Un parlementaire démocrate a exigé la divulgation d’un appel téléphonique jugé « choquant » entre Donald Trump et les dirigeants saoudiens, daté de 2019, dans le contexte des suites de l’assassinat du journaliste Jamal Khashoggi. Cette demande intervient alors que l’accueil particulièrement fastueux réservé en mai dernier au prince héritier Mohammed ben Salmane à Washington a ravivé les interrogations sur la relation entre les deux pays.
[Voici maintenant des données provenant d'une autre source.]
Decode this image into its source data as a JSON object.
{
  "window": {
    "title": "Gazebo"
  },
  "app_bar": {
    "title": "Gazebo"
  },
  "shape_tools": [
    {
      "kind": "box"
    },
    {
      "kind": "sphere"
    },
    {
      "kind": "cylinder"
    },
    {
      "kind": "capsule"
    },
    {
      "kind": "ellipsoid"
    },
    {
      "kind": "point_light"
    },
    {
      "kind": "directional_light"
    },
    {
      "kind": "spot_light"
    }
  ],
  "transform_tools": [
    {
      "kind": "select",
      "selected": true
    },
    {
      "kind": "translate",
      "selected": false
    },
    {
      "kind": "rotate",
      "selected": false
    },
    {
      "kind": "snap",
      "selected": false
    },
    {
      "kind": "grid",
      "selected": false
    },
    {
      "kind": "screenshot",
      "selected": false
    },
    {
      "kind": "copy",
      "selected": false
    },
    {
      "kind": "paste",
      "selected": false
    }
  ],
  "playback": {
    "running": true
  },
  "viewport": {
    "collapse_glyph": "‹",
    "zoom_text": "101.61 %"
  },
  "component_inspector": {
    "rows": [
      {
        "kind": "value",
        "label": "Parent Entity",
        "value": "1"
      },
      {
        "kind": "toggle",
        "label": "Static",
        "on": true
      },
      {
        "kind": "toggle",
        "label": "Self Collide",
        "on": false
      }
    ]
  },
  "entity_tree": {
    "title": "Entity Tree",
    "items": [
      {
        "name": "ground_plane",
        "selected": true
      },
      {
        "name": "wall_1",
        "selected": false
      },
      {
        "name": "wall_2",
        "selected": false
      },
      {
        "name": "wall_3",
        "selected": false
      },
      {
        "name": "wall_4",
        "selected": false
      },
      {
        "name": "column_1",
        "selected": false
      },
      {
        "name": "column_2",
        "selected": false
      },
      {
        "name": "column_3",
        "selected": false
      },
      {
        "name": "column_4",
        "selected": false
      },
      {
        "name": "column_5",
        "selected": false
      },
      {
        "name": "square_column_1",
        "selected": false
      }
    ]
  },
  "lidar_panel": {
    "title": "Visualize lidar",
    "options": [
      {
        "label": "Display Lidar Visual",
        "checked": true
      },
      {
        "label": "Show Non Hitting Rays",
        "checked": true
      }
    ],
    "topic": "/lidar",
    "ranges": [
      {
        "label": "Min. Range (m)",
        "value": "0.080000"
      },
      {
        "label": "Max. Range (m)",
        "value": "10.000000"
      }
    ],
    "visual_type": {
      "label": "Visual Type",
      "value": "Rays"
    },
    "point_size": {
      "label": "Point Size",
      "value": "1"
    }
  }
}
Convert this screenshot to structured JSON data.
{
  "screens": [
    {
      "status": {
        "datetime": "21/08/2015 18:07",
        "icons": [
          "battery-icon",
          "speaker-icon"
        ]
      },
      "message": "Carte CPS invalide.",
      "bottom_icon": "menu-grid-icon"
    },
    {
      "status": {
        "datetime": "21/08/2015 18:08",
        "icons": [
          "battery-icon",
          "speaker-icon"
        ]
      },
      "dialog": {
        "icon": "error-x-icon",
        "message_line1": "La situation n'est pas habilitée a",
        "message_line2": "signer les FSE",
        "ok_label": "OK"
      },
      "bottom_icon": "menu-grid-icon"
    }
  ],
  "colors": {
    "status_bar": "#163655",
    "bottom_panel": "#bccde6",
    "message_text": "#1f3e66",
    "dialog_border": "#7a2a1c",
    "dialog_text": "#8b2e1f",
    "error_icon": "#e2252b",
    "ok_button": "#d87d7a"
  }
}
Lors d’une conférence de presse où était présente la veuve de Khashoggi, le démocrate a affirmé que la transparence était indispensable pour comprendre la réaction de l’administration Trump à l’époque du meurtre, perpétré au consulat saoudien d’Istanbul et imputé par les agences de renseignement américaines au prince héritier. Selon lui, l’appel téléphonique contiendrait des éléments permettant d’évaluer si la Maison Blanche avait minimisé ou étouffé les responsabilités saoudiennes.
La Maison Blanche a rejeté ces critiques, qualifiant le demandeur, Alexander Vindman — ancien expert du Conseil national de sécurité — de « député aigri ». Vindman, qui avait examiné plusieurs communications sensibles durant son passage au sein du Conseil, affirme que cet appel mérite d’être rendu public pour des raisons d’intérêt national.
La polémique prend de l’ampleur alors que les relations entre Washington et Riyad restent sous forte surveillance. L’épisode met à nouveau en lumière les tensions entre l’administration Trump, ses opposants démocrates et les défenseurs des droits humains, qui réclament de longue date davantage de clarté sur la manière dont les États-Unis ont géré les conséquences de l’assassinat de Khashoggi.